Specifically, in a semiconductor light-emitting device which emits red light, when gold is selected for the electrode, a titanium oxide with a dielectric constant of about 8.0, for example, TiO2 or the like, is preferred, while when silver is selected for the electrode, GaP or the like with a dielectric constant of about 11.0 is preferred. In a semiconductor light-emitting device which emits green light, when silver is selected for the electrode, a titanium oxide with a dielectric constant of about 8.0, for example, TiO₂ or the like, is preferred, while when aluminum is selected for the electrode, GaP or the like with a dielectric constant of about 12.0 is preferred. In a semiconductor light-emitting device which emits blue light, when silver is selected for the electrode, GaN with a dielectric constant of about 6.0 is preferred, while when aluminum is selected for the electrode, GaP or the like with a dielectric constant of about 14.0 is preferred. These are summarized as in Table 1.

TABLE 1
Red	Green	Blue
Electrode	Dielectric	Electrode	Dielectric	Electrode	Dielectric
(metal)	material	(metal)	material	(metal)	material
Gold (Au)	TiO2	Silver	TiO2	Silver (Ag)	GaN
		(Ag)
Silver	GaP	Aluminum	GaP	Aluminum	GaP
(Ag)		(Al)		(Al)

It is sufficient to provide the dielectric layers 6 in contact with at least the inner surfaces of the through holes. However, for the sake of easy manufacture, the dielectric layers 6 may be filled in the through holes 5a or may be formed not only to be filled in the through holes but also to cover the whole surface of the electrode layer 5.

Claims

1. A semiconductor light-emitting device comprising:

a light-emitting layer;

a semiconductor layer formed on the light-emitting layer;

an electrode layer formed on the semiconductor layer;

a through hole formed in the electrode layer; and

a dielectric layer in contact with the inner surface of the through hole;

wherein the dielectric layer is composed of a dielectric material having a dielectric constant satisfying a wavelength relation λ1>λp wherein λ1 represents the wavelength of light emitted from the light-emitting layer and propagated through the semiconductor layer, and λp represents the wavelength of surface plasmon excited by the light propagated through the semiconductor layer at the interface between the electrode layer and the dielectric layer on the inner surface of the through hole; and

the thickness of the electrode layer is a value which causes resonance of the surface plasmon excited with the light propagated through the semiconductor layer and reaching the electrode layer.
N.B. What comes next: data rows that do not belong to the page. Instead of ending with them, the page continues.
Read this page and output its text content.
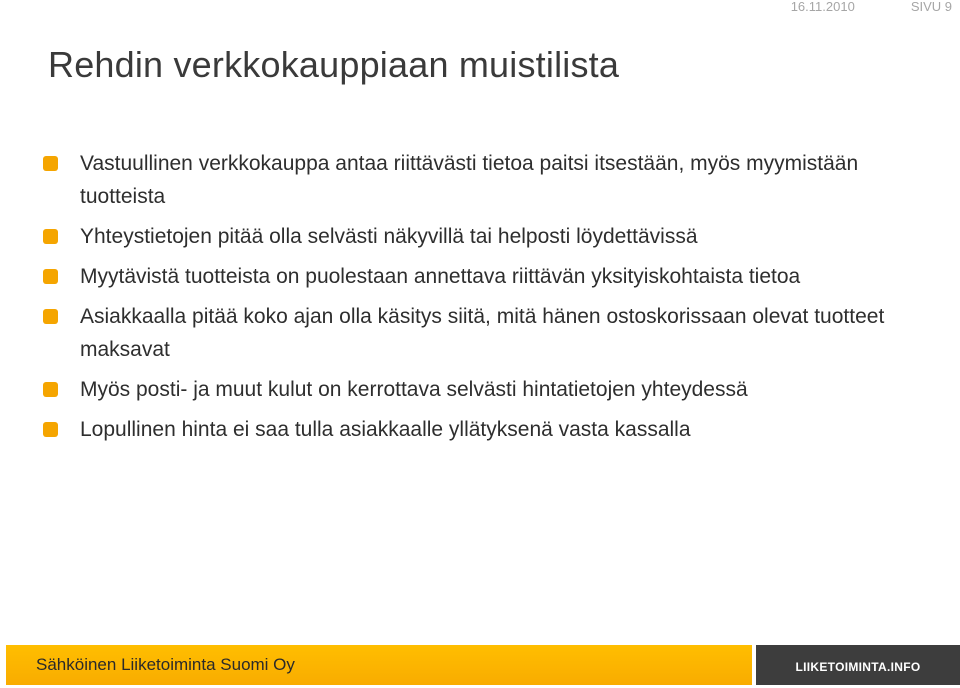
16.11.2010	SIVU 9
Rehdin verkkokauppiaan muistilista
Vastuullinen verkkokauppa antaa riittävästi tietoa paitsi itsestään, myös myymistään tuotteista
Yhteystietojen pitää olla selvästi näkyvillä tai helposti löydettävissä
Myytävistä tuotteista on puolestaan annettava riittävän yksityiskohtaista tietoa
Asiakkaalla pitää koko ajan olla käsitys siitä, mitä hänen ostoskorissaan olevat tuotteet maksavat
Myös posti- ja muut kulut on kerrottava selvästi hintatietojen yhteydessä
Lopullinen hinta ei saa tulla asiakkaalle yllätyksenä vasta kassalla
Sähköinen Liiketoiminta Suomi Oy	LIIKETOIMINTA.INFO
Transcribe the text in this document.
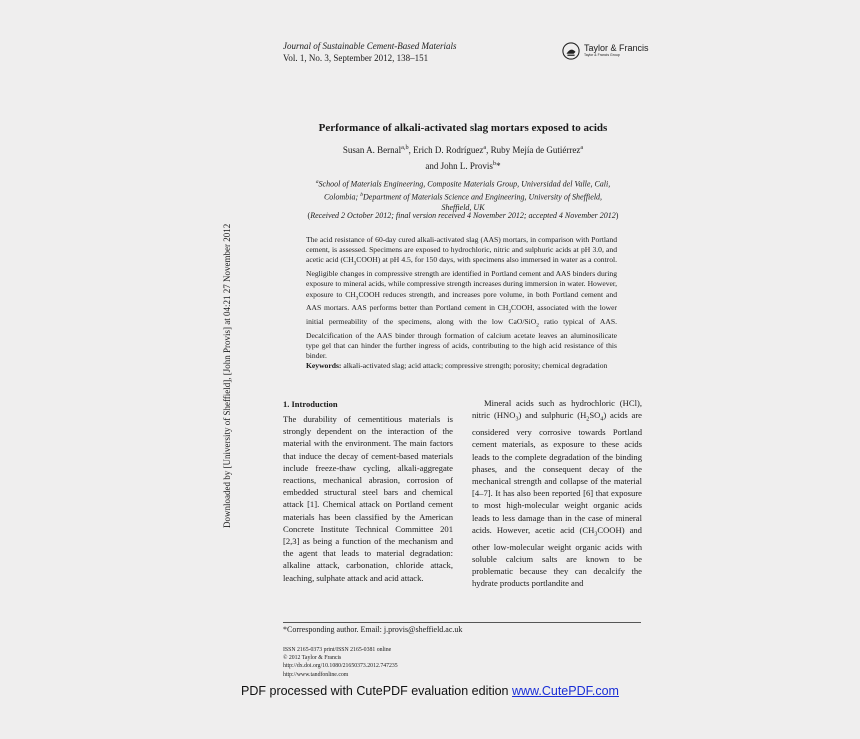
Journal of Sustainable Cement-Based Materials
Vol. 1, No. 3, September 2012, 138–151
Taylor & Francis
Taylor & Francis Group
Performance of alkali-activated slag mortars exposed to acids
Susan A. Bernal$^{a,b}$, Erich D. Rodríguez$^a$, Ruby Mejía de Gutiérrez$^a$
and John L. Provis$^b$*
$^a$School of Materials Engineering, Composite Materials Group, Universidad del Valle, Cali,
Colombia; $^b$Department of Materials Science and Engineering, University of Sheffield,
Sheffield, UK
(Received 2 October 2012; final version received 4 November 2012; accepted 4 November 2012)
The acid resistance of 60-day cured alkali-activated slag (AAS) mortars, in comparison with Portland cement, is assessed. Specimens are exposed to hydrochloric, nitric and sulphuric acids at pH 3.0, and acetic acid $(CH_3COOH)$ at pH 4.5, for 150 days, with specimens also immersed in water as a control. Negligible changes in compressive strength are identified in Portland cement and AAS binders during exposure to mineral acids, while compressive strength increases during immersion in water. However, exposure to $CH_3COOH$ reduces strength, and increases pore volume, in both Portland cement and AAS mortars. AAS performs better than Portland cement in $CH_3COOH$, associated with the lower initial permeability of the specimens, along with the low CaO/SiO$_2$ ratio typical of AAS. Decalcification of the AAS binder through formation of calcium acetate leaves an aluminosilicate type gel that can hinder the further ingress of acids, contributing to the high acid resistance of this binder.
Keywords: alkali-activated slag; acid attack; compressive strength; porosity; chemical degradation
1. Introduction
The durability of cementitious materials is strongly dependent on the interaction of the material with the environment. The main factors that induce the decay of cement-based materials include freeze-thaw cycling, alkali-aggregate reactions, mechanical abrasion, corrosion of embedded structural steel bars and chemical attack [1]. Chemical attack on Portland cement materials has been classified by the American Concrete Institute Technical Committee 201 [2,3] as being a function of the mechanism and the agent that leads to material degradation: alkaline attack, carbonation, chloride attack, leaching, sulphate attack and acid attack.
Mineral acids such as hydrochloric (HCl), nitric $(HNO_3)$ and sulphuric $(H_2SO_4)$ acids are considered very corrosive towards Portland cement materials, as exposure to these acids leads to the complete degradation of the binding phases, and the consequent decay of the mechanical strength and collapse of the material [4–7]. It has also been reported [6] that exposure to most high-molecular weight organic acids leads to less damage than in the case of mineral acids. However, acetic acid $(CH_3COOH)$ and other low-molecular weight organic acids with soluble calcium salts are known to be problematic because they can decalcify the hydrate products portlandite and
*Corresponding author. Email: j.provis@sheffield.ac.uk
ISSN 2165-0373 print/ISSN 2165-0381 online
© 2012 Taylor & Francis
http://dx.doi.org/10.1080/21650373.2012.747235
http://www.tandfonline.com
Downloaded by [University of Sheffield], [John Provis] at 04:21 27 November 2012
PDF processed with CutePDF evaluation edition www.CutePDF.com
2. The semiconductor light-emitting device according to claim 1, wherein a plurality of the through holes are formed in a planar direction of the electrode layer so as to be arranged aperiodically in the planar direction of the electrode layer.

3. The semiconductor light-emitting device according to claim 1, wherein red light is emitted from the light-emitting layer, and the main materials constituting the electrode layer and the dielectric layer are gold and TiO2 or silver and GaP, respectively.
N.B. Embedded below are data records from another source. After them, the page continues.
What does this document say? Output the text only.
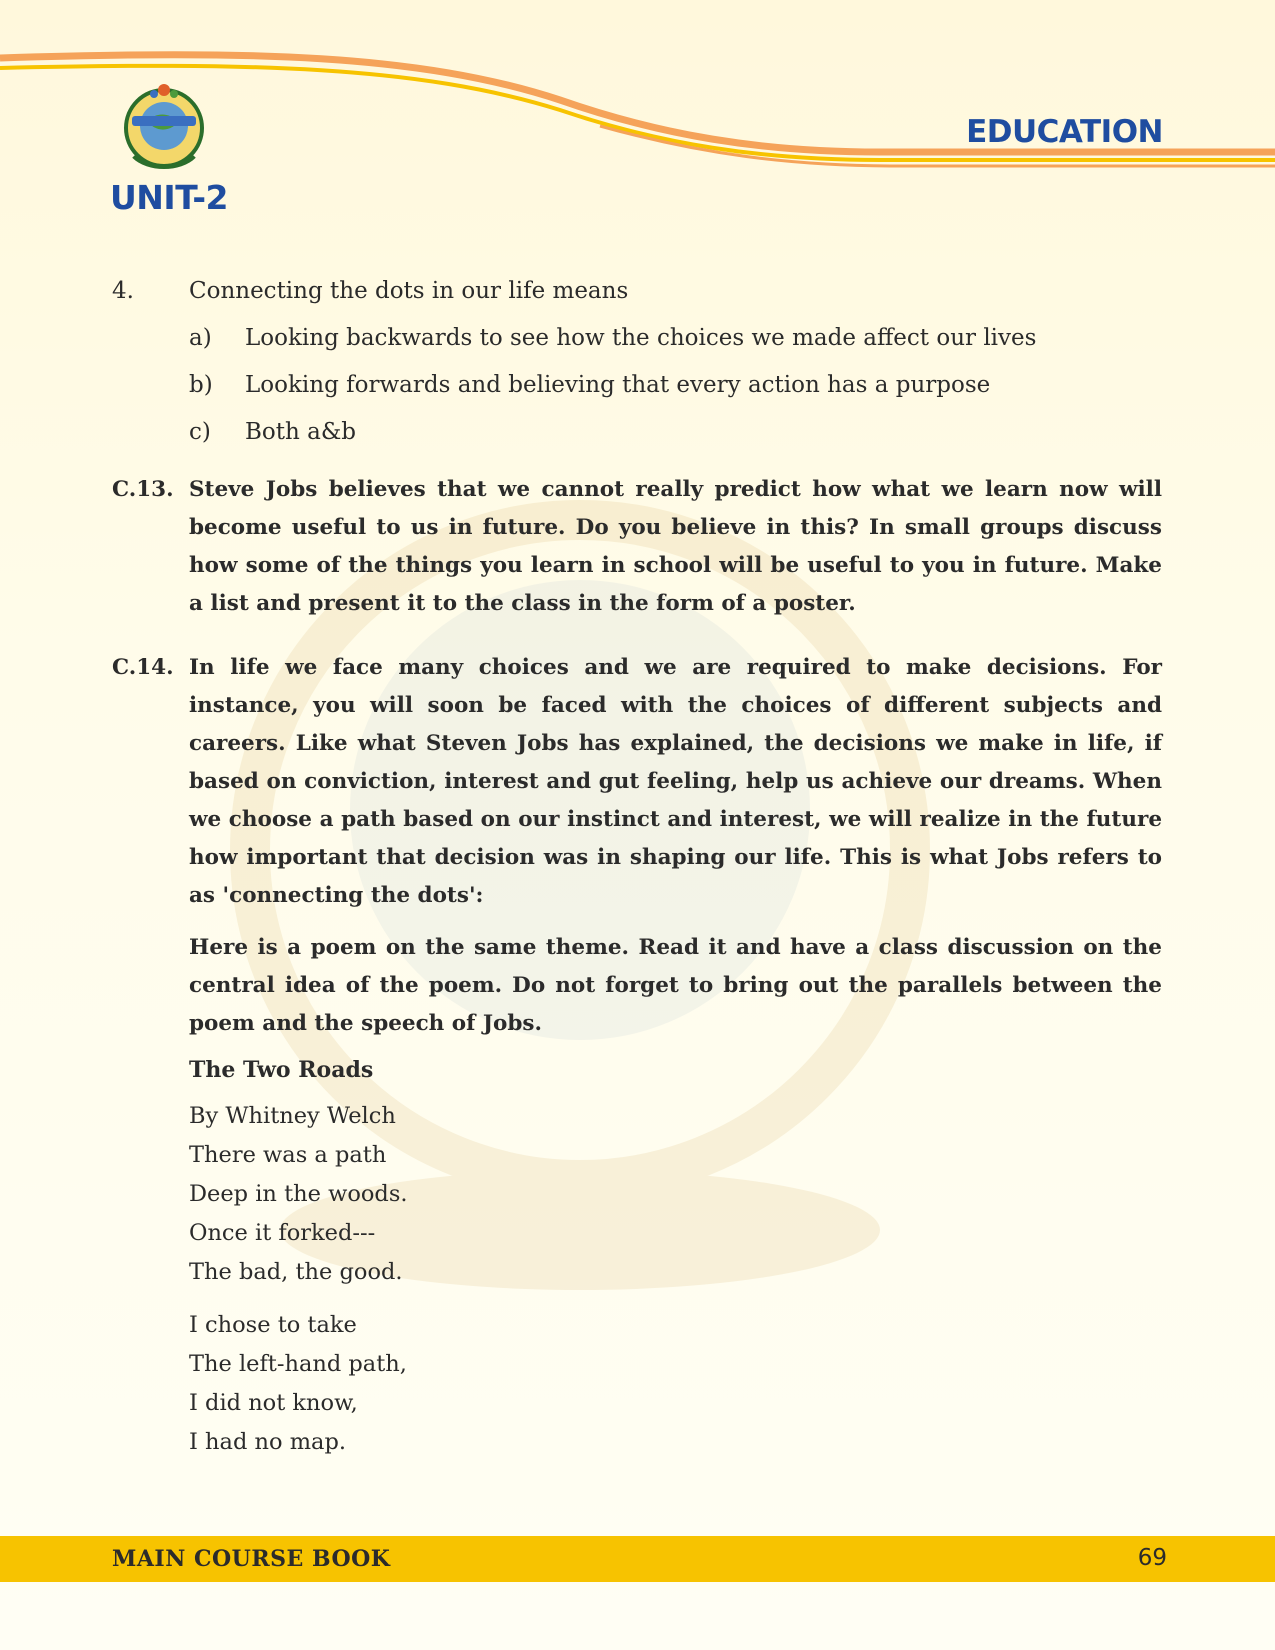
UNIT-2
EDUCATION
4.	Connecting the dots in our life means
a)	Looking backwards to see how the choices we made affect our lives
b)	Looking forwards and believing that every action has a purpose
c)	Both a&b
C.13. Steve Jobs believes that we cannot really predict how what we learn now will become useful to us in future. Do you believe in this? In small groups discuss how some of the things you learn in school will be useful to you in future. Make a list and present it to the class in the form of a poster.

C.14. In life we face many choices and we are required to make decisions. For instance, you will soon be faced with the choices of different subjects and careers. Like what Steven Jobs has explained, the decisions we make in life, if based on conviction, interest and gut feeling, help us achieve our dreams. When we choose a path based on our instinct and interest, we will realize in the future how important that decision was in shaping our life. This is what Jobs refers to as 'connecting the dots':

Here is a poem on the same theme. Read it and have a class discussion on the central idea of the poem. Do not forget to bring out the parallels between the poem and the speech of Jobs.

The Two Roads
By Whitney Welch
There was a path
Deep in the woods.
Once it forked---
The bad, the good.
I chose to take
The left-hand path,
I did not know,
I had no map.
MAIN COURSE BOOK	69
4. The semiconductor light-emitting device according to claim 1, wherein green light is emitted from the light-emitting layer, and the main materials constituting the electrode layer and the dielectric layer are silver and TiO2 or aluminum and GaP, respectively.

5. The semiconductor light-emitting device according to claim 1, wherein blue light is emitted from the light-emitting layer, and the main materials constituting the electrode layer and the dielectric layer are silver and GaN or aluminum and GaP, respectively.